I liked the word pictures and the way that the book showed, over and again, that together, Maddek and Yvenne were greater than the sum of their parts, perhaps best illustrated here:
“I am Nyset’s heir. The goddess Vela looks through my eyes. She will guide my aim. But I need your strength.”
His head snapped down, his dark gaze searching hers. Only a breath passed before he was suddenly behind her, all around her. His left hand gripped the bow beneath her grip, his fingers closed over her fingers, and it was as if his hands were hers when they pulled the bowstring together.
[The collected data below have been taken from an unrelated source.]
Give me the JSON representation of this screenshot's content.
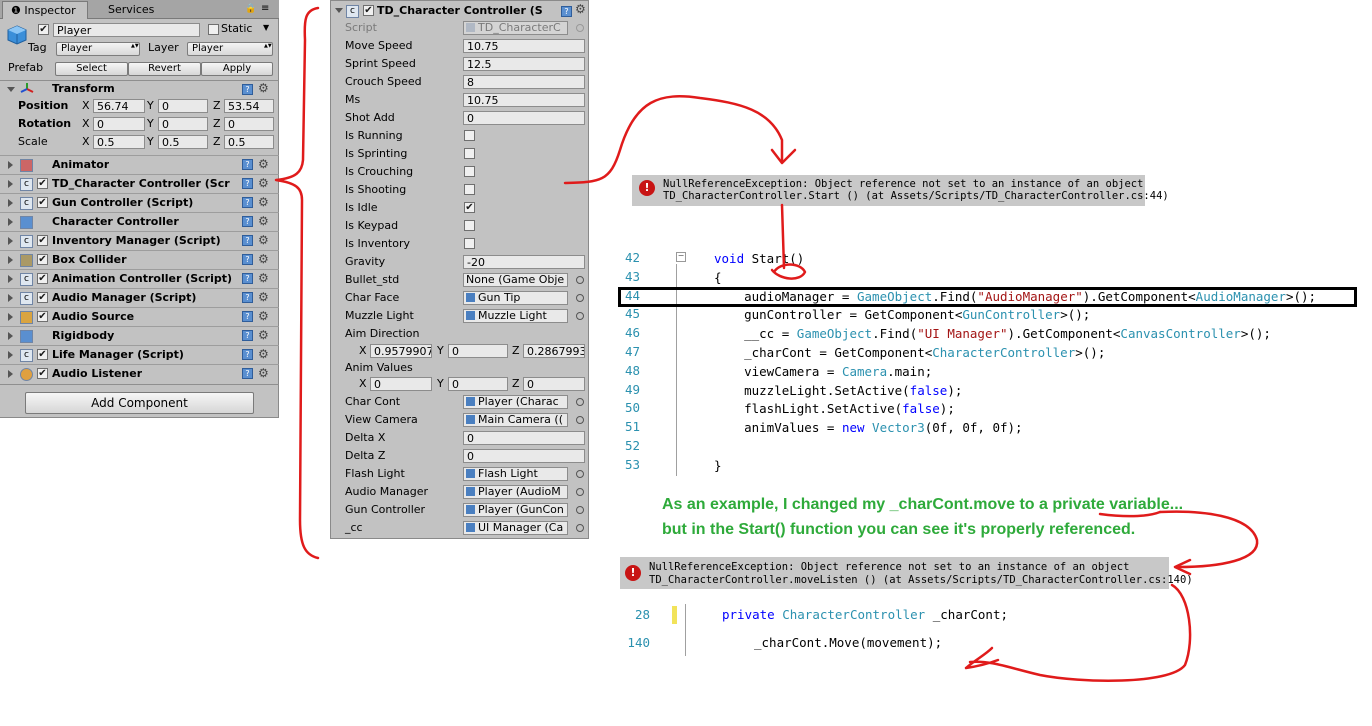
{
  "inspector": {
    "tabs": [
      "Inspector",
      "Services"
    ],
    "object_name": "Player",
    "static_label": "Static",
    "tag_label": "Tag",
    "tag_value": "Player",
    "layer_label": "Layer",
    "layer_value": "Player",
    "prefab_label": "Prefab",
    "prefab_buttons": [
      "Select",
      "Revert",
      "Apply"
    ],
    "transform": {
      "title": "Transform",
      "position_label": "Position",
      "rotation_label": "Rotation",
      "scale_label": "Scale",
      "position": [
        "56.74",
        "0",
        "53.54"
      ],
      "rotation": [
        "0",
        "0",
        "0"
      ],
      "scale": [
        "0.5",
        "0.5",
        "0.5"
      ]
    },
    "components": [
      {
        "name": "Animator",
        "checkbox": false
      },
      {
        "name": "TD_Character Controller (Scr",
        "checkbox": true
      },
      {
        "name": "Gun Controller (Script)",
        "checkbox": true
      },
      {
        "name": "Character Controller",
        "checkbox": false
      },
      {
        "name": "Inventory Manager (Script)",
        "checkbox": true
      },
      {
        "name": "Box Collider",
        "checkbox": true
      },
      {
        "name": "Animation Controller (Script)",
        "checkbox": true
      },
      {
        "name": "Audio Manager (Script)",
        "checkbox": true
      },
      {
        "name": "Audio Source",
        "checkbox": true
      },
      {
        "name": "Rigidbody",
        "checkbox": false
      },
      {
        "name": "Life Manager (Script)",
        "checkbox": true
      },
      {
        "name": "Audio Listener",
        "checkbox": true
      }
    ],
    "add_component": "Add Component"
  },
  "td_panel": {
    "title": "TD_Character Controller (S",
    "script_label": "Script",
    "script_value": "TD_CharacterC",
    "fields": [
      {
        "label": "Move Speed",
        "value": "10.75"
      },
      {
        "label": "Sprint Speed",
        "value": "12.5"
      },
      {
        "label": "Crouch Speed",
        "value": "8"
      },
      {
        "label": "Ms",
        "value": "10.75"
      },
      {
        "label": "Shot Add",
        "value": "0"
      }
    ],
    "bools": [
      {
        "label": "Is Running",
        "checked": false
      },
      {
        "label": "Is Sprinting",
        "checked": false
      },
      {
        "label": "Is Crouching",
        "checked": false
      },
      {
        "label": "Is Shooting",
        "checked": false
      },
      {
        "label": "Is Idle",
        "checked": true
      },
      {
        "label": "Is Keypad",
        "checked": false
      },
      {
        "label": "Is Inventory",
        "checked": false
      }
    ],
    "gravity_label": "Gravity",
    "gravity_value": "-20",
    "objects1": [
      {
        "label": "Bullet_std",
        "value": "None (Game Obje"
      },
      {
        "label": "Char Face",
        "value": "Gun Tip"
      },
      {
        "label": "Muzzle Light",
        "value": "Muzzle Light"
      }
    ],
    "aim_label": "Aim Direction",
    "aim": [
      "0.9579907",
      "0",
      "0.2867993"
    ],
    "anim_label": "Anim Values",
    "anim": [
      "0",
      "0",
      "0"
    ],
    "objects2": [
      {
        "label": "Char Cont",
        "value": "Player (Charac"
      },
      {
        "label": "View Camera",
        "value": "Main Camera (("
      }
    ],
    "deltas": [
      {
        "label": "Delta X",
        "value": "0"
      },
      {
        "label": "Delta Z",
        "value": "0"
      }
    ],
    "objects3": [
      {
        "label": "Flash Light",
        "value": "Flash Light"
      },
      {
        "label": "Audio Manager",
        "value": "Player (AudioM"
      },
      {
        "label": "Gun Controller",
        "value": "Player (GunCon"
      },
      {
        "label": "_cc",
        "value": "UI Manager (Ca"
      }
    ]
  },
  "error1": {
    "line1": "NullReferenceException: Object reference not set to an instance of an object",
    "line2": "TD_CharacterController.Start () (at Assets/Scripts/TD_CharacterController.cs:44)"
  },
  "code_block": {
    "line_numbers": [
      "42",
      "43",
      "44",
      "45",
      "46",
      "47",
      "48",
      "49",
      "50",
      "51",
      "52",
      "53"
    ]
  },
  "note": {
    "line1": "As an example, I changed my _charCont.move to a private variable...",
    "line2": "but in the Start() function you can see it's properly referenced."
  },
  "error2": {
    "line1": "NullReferenceException: Object reference not set to an instance of an object",
    "line2": "TD_CharacterController.moveListen () (at Assets/Scripts/TD_CharacterController.cs:140)"
  },
  "code_block2": {
    "line_numbers": [
      "28",
      "140"
    ],
    "lines": [
      "private CharacterController _charCont;",
      "_charCont.Move(movement);"
    ]
  },
  "colors": {
    "annotation": "#e01b1b",
    "note_text": "#2eaa3a",
    "keyword": "#0000ff",
    "type": "#2b91af",
    "string": "#a31515"
  }
}
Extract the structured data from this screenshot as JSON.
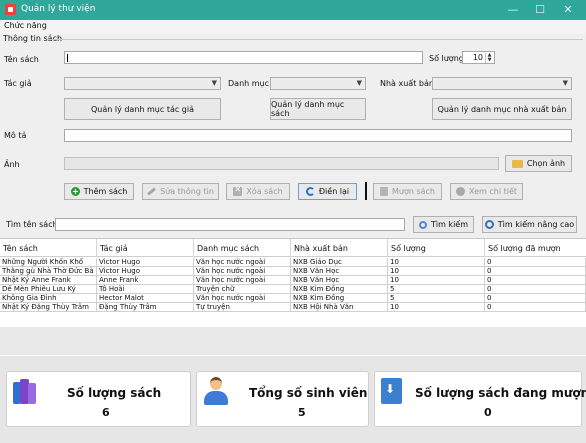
{
  "window": {
    "title": "Quản lý thư viện",
    "minimize": "—",
    "maximize": "☐",
    "close": "✕"
  },
  "menu": {
    "label": "Chức năng"
  },
  "form": {
    "group_title": "Thông tin sách",
    "book_name_label": "Tên sách",
    "quantity_label": "Số lượng",
    "quantity_value": "10",
    "author_label": "Tác giả",
    "category_label": "Danh mục",
    "publisher_label": "Nhà xuất bản",
    "manage_author": "Quản lý danh mục tác giả",
    "manage_category": "Quản lý danh mục sách",
    "manage_publisher": "Quản lý danh mục nhà xuất bản",
    "description_label": "Mô tả",
    "image_label": "Ảnh",
    "choose_image": "Chọn ảnh"
  },
  "actions": {
    "add": "Thêm sách",
    "edit": "Sửa thông tin",
    "delete": "Xóa sách",
    "reload": "Điền lại",
    "borrow": "Mượn sách",
    "detail": "Xem chi tiết"
  },
  "search": {
    "label": "Tìm tên sách",
    "button": "Tìm kiếm",
    "advanced": "Tìm kiếm nâng cao"
  },
  "table": {
    "columns": [
      "Tên sách",
      "Tác giả",
      "Danh mục sách",
      "Nhà xuất bản",
      "Số lượng",
      "Số lượng đã mượn"
    ],
    "rows": [
      [
        "Những Người Khốn Khổ",
        "Victor Hugo",
        "Văn học nước ngoài",
        "NXB Giáo Dục",
        "10",
        "0"
      ],
      [
        "Thằng gù Nhà Thờ Đức Bà",
        "Victor Hugo",
        "Văn học nước ngoài",
        "NXB Văn Học",
        "10",
        "0"
      ],
      [
        "Nhật Ký Anne Frank",
        "Anne Frank",
        "Văn học nước ngoài",
        "NXB Văn Học",
        "10",
        "0"
      ],
      [
        "Dế Mèn Phiêu Lưu Ký",
        "Tô Hoài",
        "Truyện chữ",
        "NXB Kim Đồng",
        "5",
        "0"
      ],
      [
        "Không Gia Đình",
        "Hector Malot",
        "Văn học nước ngoài",
        "NXB Kim Đồng",
        "5",
        "0"
      ],
      [
        "Nhật Ký Đặng Thùy Trâm",
        "Đặng Thùy Trâm",
        "Tự truyện",
        "NXB Hội Nhà Văn",
        "10",
        "0"
      ]
    ]
  },
  "stats": [
    {
      "label": "Số lượng sách",
      "value": "6"
    },
    {
      "label": "Tổng số sinh viên",
      "value": "5"
    },
    {
      "label": "Số lượng sách đang mượn",
      "value": "0"
    }
  ],
  "colors": {
    "titlebar": "#2fa89b",
    "add_icon": "#2e9a3a",
    "accent_blue": "#3a7fd0",
    "books_icon": "#7a45c8"
  },
  "icons": {
    "add": "plus-circle-icon",
    "edit": "pencil-icon",
    "delete": "x-icon",
    "reload": "refresh-icon",
    "borrow": "book-icon",
    "detail": "eye-icon",
    "choose_image": "folder-icon",
    "search": "search-icon",
    "advanced": "search-advanced-icon",
    "books": "books-icon",
    "students": "user-icon",
    "borrowed": "download-icon"
  }
}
What else? I had the advantage of knowing before I opened up to the first page that there would be a few confronting scenes in this book and, my friend had explained in advance a scene that happens about a third of the way into the book where Maddek violently threatens Yvenne. For some readers it will be too much. For me, it skirted right up to the line but did not cross it and the context worked well enough for me to forgive the lapse. Also, Maddek himself is extremely remorseful afterwards even before he understands the full truth so that helped too. As to the other violence, it is mostly done in context of battle or by the villains (the rape and torture in particular, the former of which happens off page and is not detailed, thankfully) and, given that this is a barbarian romance, I was able to go with it. However, readers do need to note that the book is extremely violent. It will not be everyone’s cup of tea.
There were a couple of things I had some misgivings about. I thought the truth of Yvenne’s relationship with Maddek’s mother took a little too long to be revealed to him – mostly because he stubbornly refused her permission to speak. That said, he did have his reasons and even when he began to believe her, the explanation given about why he needed her to hold off a bit worked for me. Still, the conceit of it lasted just a little too long for me and edged over from tension into frustration for me. Also, the full story wasn’t quite revealed – or rather, it was done in snippets and I was kind of hoping for a scene where Yvenne got to tell the whole of her story. But those were little things. The bigger issue was with the Farians. They did not play a huge part in the story but I was uncomfortable with their depiction. They are a humanlike people but more akin to apes, referenced as savages who eat their own children and anyone else they come across and who like to rape. I’m not sure what value this really added to the story and I had some discomfort about their depiction. I can’t put it any higher than that. They weren’t clearly of an ethnicity that is recognisable in the real world or anything. Maybe I’m being oversensitive but I mention it because it didn’t sit quite right with me.
A Heart of Blood and Ashes is not like our own something about it fit the zeitgeist and this line seemed particularly apt:
“…but sometimes the only justice is burning rule and law to the ground.”